I think when you're younger and building an aptitude for computers, it's the limitations of what you have that drive an off-the-shelf challenge: doing what you can with what you've got. That can vary from just trying to play the same video games as your friends (love what /r/lowendgaming does), usage restrictions (e.g locked down school issued laptops) or running professional tooling (very slowly) just like the author.
When IT caught my interest, I did all of the above - on Mac, Windows and Linux, on completely garbage machines. The Macbook Neo is an awesome machine for it's cost/value, but I don't think it's hugely special in the respect described beyond making more power available at a more accessible price point.
I still made it work. I got pretty good at reading the waveform preview, and was able to use that to figure out where to do cuts. I would apply effects and walk through frame by frame with the arrow keys to see how it looked. It usually took all night (and sometimes a bit of the next day) to render videos into 1080i, but it would render and the resulting videos would be fine.

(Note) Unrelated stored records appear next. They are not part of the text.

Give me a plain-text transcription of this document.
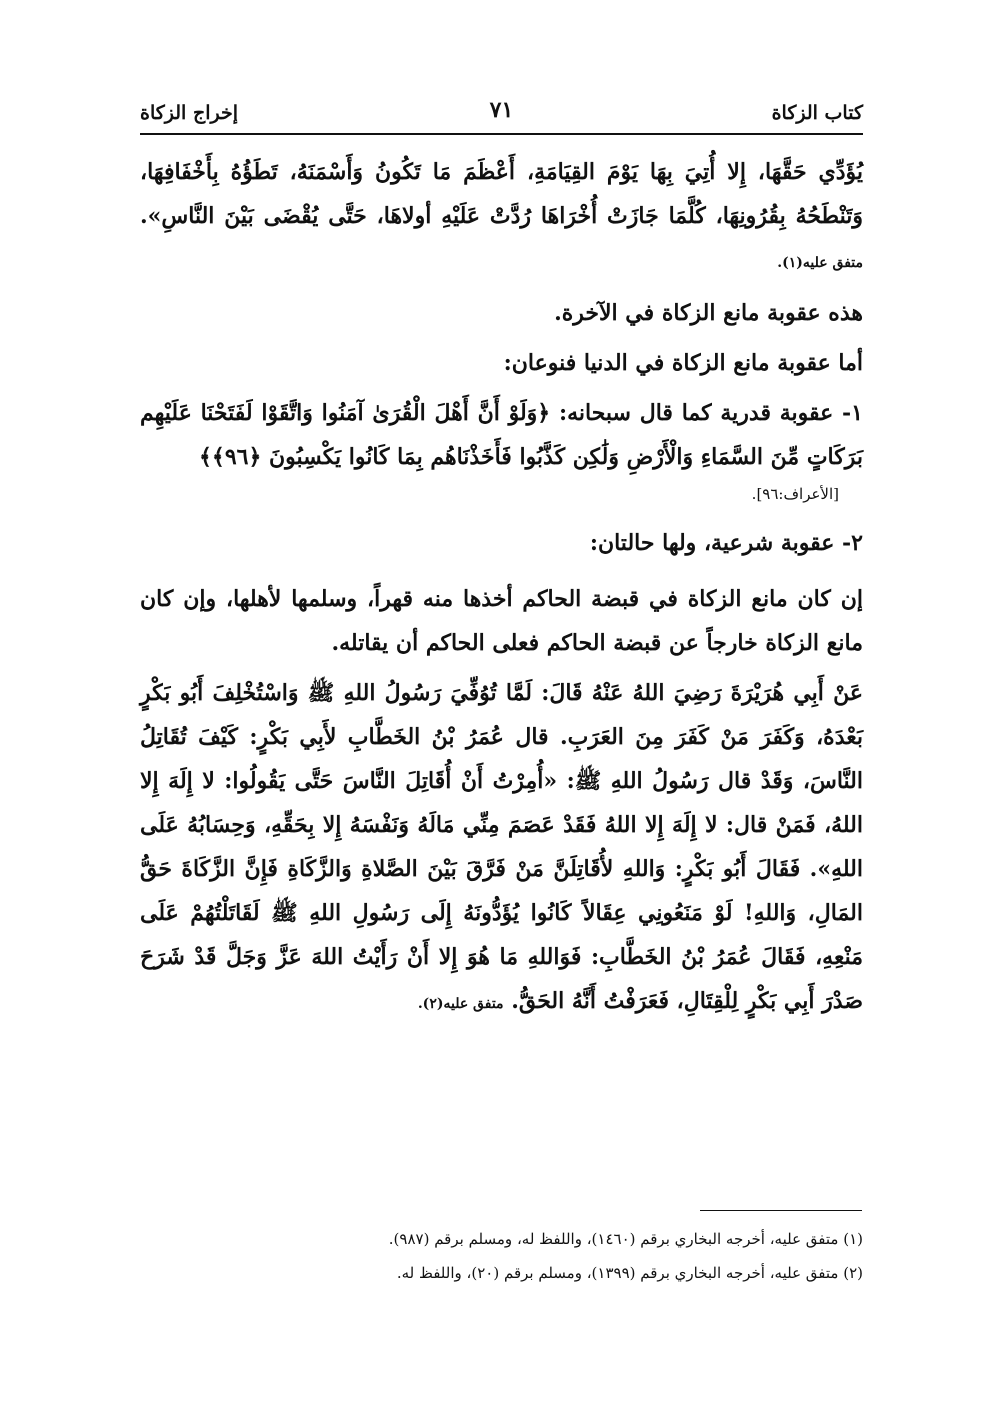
كتاب الزكاة
٧١
إخراج الزكاة

يُؤَدِّي حَقَّهَا، إِلا أُتِيَ بِهَا يَوْمَ القِيَامَةِ، أَعْظَمَ مَا تَكُونُ وَأَسْمَنَهُ، تَطَؤُهُ بِأَخْفَافِهَا، وَتَنْطَحُهُ بِقُرُونِهَا، كُلَّمَا جَازَتْ أُخْرَاهَا رُدَّتْ عَلَيْهِ أولاهَا، حَتَّى يُقْضَى بَيْنَ النَّاسِ». متفق عليه(١).

هذه عقوبة مانع الزكاة في الآخرة.

أما عقوبة مانع الزكاة في الدنيا فنوعان:

١- عقوبة قدرية كما قال سبحانه: ﴿وَلَوْ أَنَّ أَهْلَ الْقُرَىٰ آمَنُوا وَاتَّقَوْا لَفَتَحْنَا عَلَيْهِم بَرَكَاتٍ مِّنَ السَّمَاءِ وَالْأَرْضِ وَلَٰكِن كَذَّبُوا فَأَخَذْنَاهُم بِمَا كَانُوا يَكْسِبُونَ ﴿٩٦﴾﴾

[الأعراف:٩٦].

٢- عقوبة شرعية، ولها حالتان:

إن كان مانع الزكاة في قبضة الحاكم أخذها منه قهراً، وسلمها لأهلها، وإن كان مانع الزكاة خارجاً عن قبضة الحاكم فعلى الحاكم أن يقاتله.

عَنْ أَبِي هُرَيْرَةَ رَضِيَ اللهُ عَنْهُ قَالَ: لَمَّا تُوُفِّيَ رَسُولُ اللهِ ﷺ وَاسْتُخْلِفَ أَبُو بَكْرٍ بَعْدَهُ، وَكَفَرَ مَنْ كَفَرَ مِنَ العَرَبِ. قال عُمَرُ بْنُ الخَطَّابِ لأَبِي بَكْرٍ: كَيْفَ تُقَاتِلُ النَّاسَ، وَقَدْ قال رَسُولُ اللهِ ﷺ: «أُمِرْتُ أَنْ أُقَاتِلَ النَّاسَ حَتَّى يَقُولُوا: لا إِلَهَ إِلا اللهُ، فَمَنْ قال: لا إِلَهَ إِلا اللهُ فَقَدْ عَصَمَ مِنِّي مَالَهُ وَنَفْسَهُ إِلا بِحَقِّهِ، وَحِسَابُهُ عَلَى اللهِ». فَقَالَ أَبُو بَكْرٍ: وَاللهِ لأُقَاتِلَنَّ مَنْ فَرَّقَ بَيْنَ الصَّلاةِ وَالزَّكَاةِ فَإِنَّ الزَّكَاةَ حَقُّ المَالِ، وَاللهِ! لَوْ مَنَعُونِي عِقَالاً كَانُوا يُؤَدُّونَهُ إِلَى رَسُولِ اللهِ ﷺ لَقَاتَلْتُهُمْ عَلَى مَنْعِهِ، فَقَالَ عُمَرُ بْنُ الخَطَّابِ: فَوَاللهِ مَا هُوَ إِلا أَنْ رَأَيْتُ اللهَ عَزَّ وَجَلَّ قَدْ شَرَحَ صَدْرَ أَبِي بَكْرٍ لِلْقِتَالِ، فَعَرَفْتُ أَنَّهُ الحَقُّ. متفق عليه(٢).

(١) متفق عليه، أخرجه البخاري برقم (١٤٦٠)، واللفظ له، ومسلم برقم (٩٨٧).

(٢) متفق عليه، أخرجه البخاري برقم (١٣٩٩)، ومسلم برقم (٢٠)، واللفظ له.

Eventually I got a job and saved up and bought a decent CPU and GPU and editing got 10x easier, but I still kind of look back on the time of me having to make my shitty computer work with a certain degree of fondness. When you have a decent job with decent money you can buy the equipment you need to do most tasks, but there's sort of a purity in doing a task that you really don't have the equipment you need.
Or they learn to enable developer mode, unlock the bootloader, and install Linux, or use the officially supported Crostini, or so on. There's like 3 different ways to run Linux desktop apps on a modern Chromebook.
The Macbooks don't let have an officially supported path to unlocking the bootloader (edit: yes, I'm aware of asahi linux, which lives on the edge of what apple allows) and install your own OS. The Chromebooks do. I don't think that comparison plays as favorably as you think.
What I feel a bit sad about is, I was that kid. Growing up in a 3rd world country, running games that i didn't own on hardware that ought not run it, debugging why those games don't work, rooting my phone and installing custom OSs just for the heck of it. Man I had so much time to tinker.
Now I have amazing gaming hardware but I barely touch games. When I do, its on steam. I've swapped out the endless tinkerability of android with the vanilla 'it just works'-ness of the iphone. That curiosity took me far, but I seem to have lost it along the way.
This hits home. Not because I did it as a kid; I'm a bit old for that. But because I've done this exact thing two or three times. You stare and know, just know, that somewhere in this byzantine interface there is the raw power to do lots of cool 3D stuff. But damn. It's quite an interface.
> That is not a bug in how he’s using the computer. That is the entire mechanism by which a kid becomes a developer. Or a designer. Or a filmmaker. Or whatever it is that comes after spending thousands of hours alone in a room with a machine that was never quite right for what you were asking of it.
Yeah. For me it was an old, beat-up 286 that I couldn't get anyone to upgrade and and loving devotion to MS-DOS, old EGA Sierra games, TSR programs, TUIs, GeoWorks, and just not being able to get enough of it.
When I finally saved up enough to buy a 486 motherboard, I installed Linux because it seemed cool (and was cool) and never looked back. But that 286 sparked my obsession with computers that has influenced almost every aspect of my life.
Personally I think a the Steam Machine will have a better chance to cheat a general computing device into the home of someone not looking for it. The Neo gives me hope on price point.
Chromebooks have a linux VM where you can install anything, including GUI apps, and doing that is much more straightforward then installing something from the web on a mac. Download, right-click, install on linux. No scary warnings. No need to go to system settings.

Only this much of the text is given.